Textkritischer Apparat

  1. Vitali] wohl versehentlich statt Vitalis.
  2. Befund: xpe.
  3. meiger] Seiger NLA BU, Dep. 22 Nr. 610, fol. 250ar.

Anmerkungen

  1. 28. April.
  2. DI 88 (Lkr. Hildesheim), Nr. 27.
  3. Walter, Glockenkunde, S. 819. Eine Liste von möglicherweise von Meiger oder seiner Werkstatt stammenden Glocken in DI 88 (Lkr. Hildesheim), Nr. 24, Anm. 5.
  4. Auf einer Glocke in Kirchhorst finden sich Name und Meisterzeichen in Kombination (Deutsches Glockenarchiv im GNM, Glocke Nr. 5/22/32; vgl. Glockenkartei der Evangelischen Landeskirche Hannovers s. v. Kirchhorst). Vgl. auch Mithoff, Fürstenthum Calenberg, S. 112f., wonach die verlorene Glocke aus Eime (DI 88 (Lkr. Hildesheim), Nr. 24) neben dem ausgeschriebenen Namen Meigers dasselbe Gießerzeichen enthielt wie eine noch vorhandene Glocke aus Landringhausen, die sich jetzt im Landesmuseum Braunschweig befindet.
  5. Vgl. DI 88 (Lkr. Hildesheim), Nr. 20 u. 24; beide Glocken sind verloren.
  6. DI 88 (Lkr. Hildesheim), Nr. 27.
  7. Zu O rex glorie Christe veni cum pace vgl.
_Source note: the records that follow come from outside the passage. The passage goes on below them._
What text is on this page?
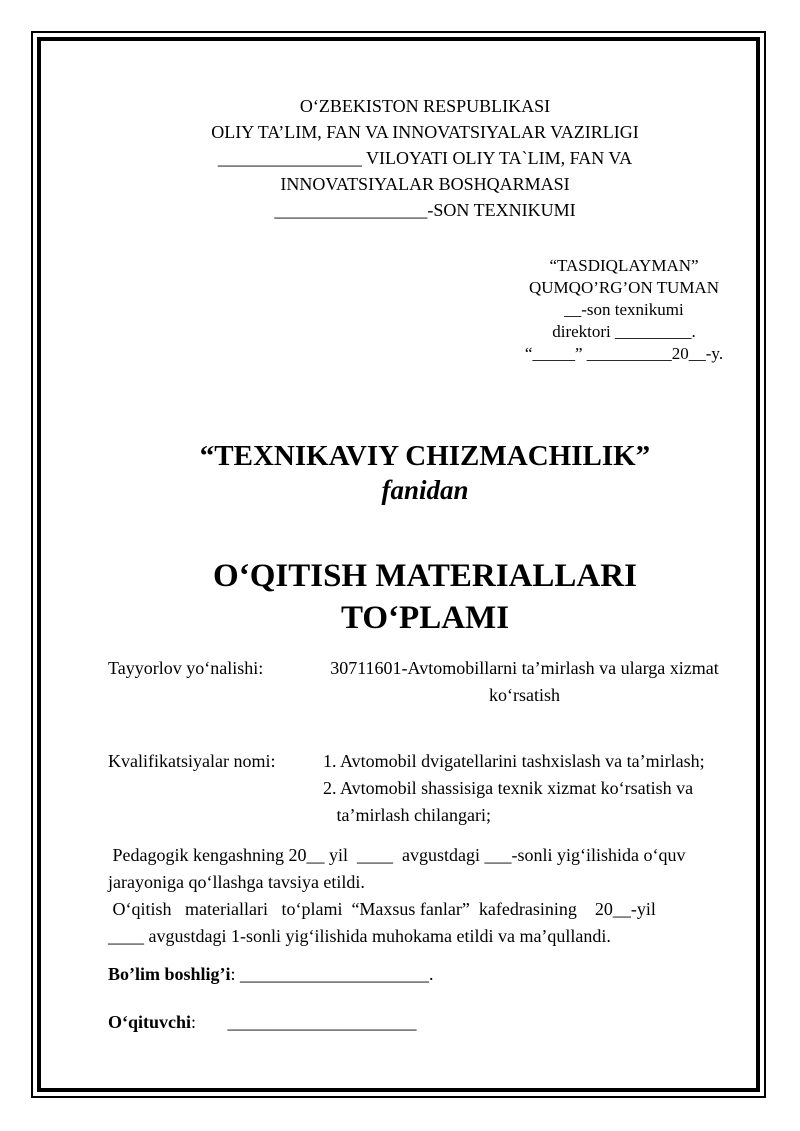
O‘ZBEKISTON RESPUBLIKASI
OLIY TA’LIM, FAN VA INNOVATSIYALAR VAZIRLIGI
________________ VILOYATI OLIY TA`LIM, FAN VA
INNOVATSIYALAR BOSHQARMASI
_________________-SON TEXNIKUMI
“TASDIQLAYMAN”
QUMQO’RG’ON TUMAN
__-son texnikumi
direktori _________.
“_____” __________20__-y.
“TEXNIKAVIY CHIZMACHILIK”
fanidan
O‘QITISH MATERIALLARI
TO‘PLAMI
Tayyorlov yo‘nalishi:	30711601-Avtomobillarni ta’mirlash va ularga xizmat
ko‘rsatish
Kvalifikatsiyalar nomi:	1. Avtomobil dvigatellarini tashxislash va ta’mirlash;
2. Avtomobil shassisiga texnik xizmat ko‘rsatish va
ta’mirlash chilangari;
Pedagogik kengashning 20__ yil  ____  avgustdagi ___-sonli yig‘ilishida o‘quv
jarayoniga qo‘llashga tavsiya etildi.
O‘qitish   materiallari   to‘plami  “Maxsus fanlar”  kafedrasining    20__-yil
____ avgustdagi 1-sonli yig‘ilishida muhokama etildi va ma’qullandi.
Bo’lim boshlig’i: _____________________.
O‘qituvchi:       _____________________
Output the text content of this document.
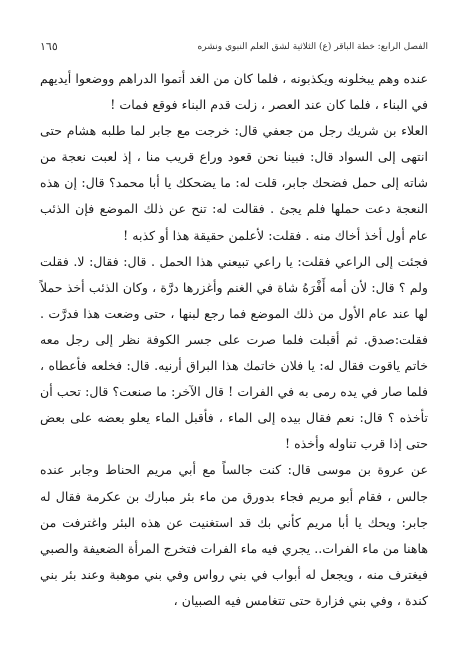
الفصل الرابع: خطة الباقر (ع) الثلاثية لشق العلم النبوي ونشره
١٦٥

عنده وهم يبخلونه ويكذبونه ، فلما كان من الغد أتموا الدراهم ووضعوا أيديهم في البناء ، فلما كان عند العصر ، زلت قدم البناء فوقع فمات !

العلاء بن شريك رجل من جعفي قال: خرجت مع جابر لما طلبه هشام حتى انتهى إلى السواد قال: فبينا نحن قعود وراع قريب منا ، إذ لعبت نعجة من شاته إلى حمل فضحك جابر، قلت له: ما يضحكك يا أبا محمد؟ قال: إن هذه النعجة دعت حملها فلم يجئ . فقالت له: تنح عن ذلك الموضع فإن الذئب عام أول أخذ أخاك منه . فقلت: لأعلمن حقيقة هذا أو كذبه !

فجئت إلى الراعي فقلت: يا راعي تبيعني هذا الحمل . قال: فقال: لا. فقلت ولم ؟ قال: لأن أمه أَفْرَهُ شاة في الغنم وأغزرها درَّة ، وكان الذئب أخذ حملاً لها عند عام الأول من ذلك الموضع فما رجع لبنها ، حتى وضعت هذا فدرَّت . فقلت:صدق. ثم أقبلت فلما صرت على جسر الكوفة نظر إلى رجل معه خاتم ياقوت فقال له: يا فلان خاتمك هذا البراق أرنيه. قال: فخلعه فأعطاه ، فلما صار في يده رمى به في الفرات ! قال الآخر: ما صنعت؟ قال: تحب أن تأخذه ؟ قال: نعم فقال بيده إلى الماء ، فأقبل الماء يعلو بعضه على بعض حتى إذا قرب تناوله وأخذه !

عن عروة بن موسى قال: كنت جالساً مع أبي مريم الحناط وجابر عنده جالس ، فقام أبو مريم فجاء بدورق من ماء بئر مبارك بن عكرمة فقال له جابر: ويحك يا أبا مريم كأني بك قد استغنيت عن هذه البئر واغترفت من هاهنا من ماء الفرات.. يجري فيه ماء الفرات فتخرج المرأة الضعيفة والصبي فيغترف منه ، ويجعل له أبواب في بني رواس وفي بني موهبة وعند بئر بني كندة ، وفي بني فزارة حتى تتغامس فيه الصبيان ،
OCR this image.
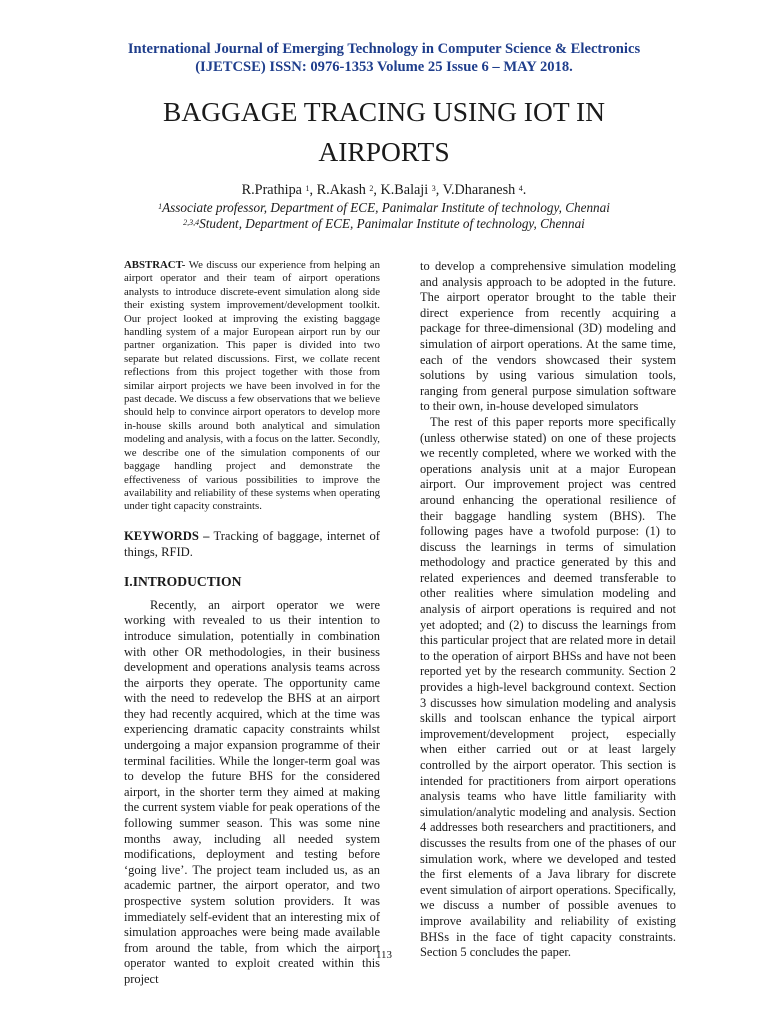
International Journal of Emerging Technology in Computer Science & Electronics
(IJETCSE) ISSN: 0976-1353 Volume 25 Issue 6 – MAY 2018.
BAGGAGE TRACING USING IOT IN
AIRPORTS
R.Prathipa $^1$, R.Akash $^2$, K.Balaji $^3$, V.Dharanesh $^4$.
$^1$Associate professor, Department of ECE, Panimalar Institute of technology, Chennai
$^{2,3,4}$Student, Department of ECE, Panimalar Institute of technology, Chennai

ABSTRACT- We discuss our experience from helping an airport operator and their team of airport operations analysts to introduce discrete-event simulation along side their existing system improvement/development toolkit. Our project looked at improving the existing baggage handling system of a major European airport run by our partner organization. This paper is divided into two separate but related discussions. First, we collate recent reflections from this project together with those from similar airport projects we have been involved in for the past decade. We discuss a few observations that we believe should help to convince airport operators to develop more in-house skills around both analytical and simulation modeling and analysis, with a focus on the latter. Secondly, we describe one of the simulation components of our baggage handling project and demonstrate the effectiveness of various possibilities to improve the availability and reliability of these systems when operating under tight capacity constraints.

KEYWORDS – Tracking of baggage, internet of things, RFID.

I.INTRODUCTION

Recently, an airport operator we were working with revealed to us their intention to introduce simulation, potentially in combination with other OR methodologies, in their business development and operations analysis teams across the airports they operate. The opportunity came with the need to redevelop the BHS at an airport they had recently acquired, which at the time was experiencing dramatic capacity constraints whilst undergoing a major expansion programme of their terminal facilities. While the longer-term goal was to develop the future BHS for the considered airport, in the shorter term they aimed at making the current system viable for peak operations of the following summer season. This was some nine months away, including all needed system modifications, deployment and testing before ‘going live’. The project team included us, as an academic partner, the airport operator, and two prospective system solution providers. It was immediately self-evident that an interesting mix of simulation approaches were being made available from around the table, from which the airport operator wanted to exploit created within this project

to develop a comprehensive simulation modeling and analysis approach to be adopted in the future. The airport operator brought to the table their direct experience from recently acquiring a package for three-dimensional (3D) modeling and simulation of airport operations. At the same time, each of the vendors showcased their system solutions by using various simulation tools, ranging from general purpose simulation software to their own, in-house developed simulators

The rest of this paper reports more specifically (unless otherwise stated) on one of these projects we recently completed, where we worked with the operations analysis unit at a major European airport. Our improvement project was centred around enhancing the operational resilience of their baggage handling system (BHS). The following pages have a twofold purpose: (1) to discuss the learnings in terms of simulation methodology and practice generated by this and related experiences and deemed transferable to other realities where simulation modeling and analysis of airport operations is required and not yet adopted; and (2) to discuss the learnings from this particular project that are related more in detail to the operation of airport BHSs and have not been reported yet by the research community. Section 2 provides a high-level background context. Section 3 discusses how simulation modeling and analysis skills and toolscan enhance the typical airport improvement/development project, especially when either carried out or at least largely controlled by the airport operator. This section is intended for practitioners from airport operations analysis teams who have little familiarity with simulation/analytic modeling and analysis. Section 4 addresses both researchers and practitioners, and discusses the results from one of the phases of our simulation work, where we developed and tested the first elements of a Java library for discrete event simulation of airport operations. Specifically, we discuss a number of possible avenues to improve availability and reliability of existing BHSs in the face of tight capacity constraints. Section 5 concludes the paper.

113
Nr. 12.
  8. Krumwiede, Kirchen- und Altarpatrozinien, S. 200.
  9. Pilgerzeichendatenbank der Staatlichen Museen zu Berlin, Nr. #521 (http://www.pilgerzeichen.de/search/index/dGhhbm4gNTIx/0/0/pz/0/0/0/+a-, zuletzt benutzt am 23.11.2015).

Nachweise

  1. Kdm. Kreis Schaumburg-Lippe, S. 70 u. Abb. 134 (S. 69).
  2. NLA BU, Dep. 22 Nr. 610 (Heidkämper, Die Glocken in den luth. Kirchen Schaumburg-Lippes), fol. 250ar–250av.
  3. Peitmann, Glocken, S. 7.

Zitierhinweis:
DI 104, Landkreis Schaumburg, Nr. 28 (Katharina Kagerer), in: www.inschriften.net, urn:nbn:de:0238-di104g020k0002807.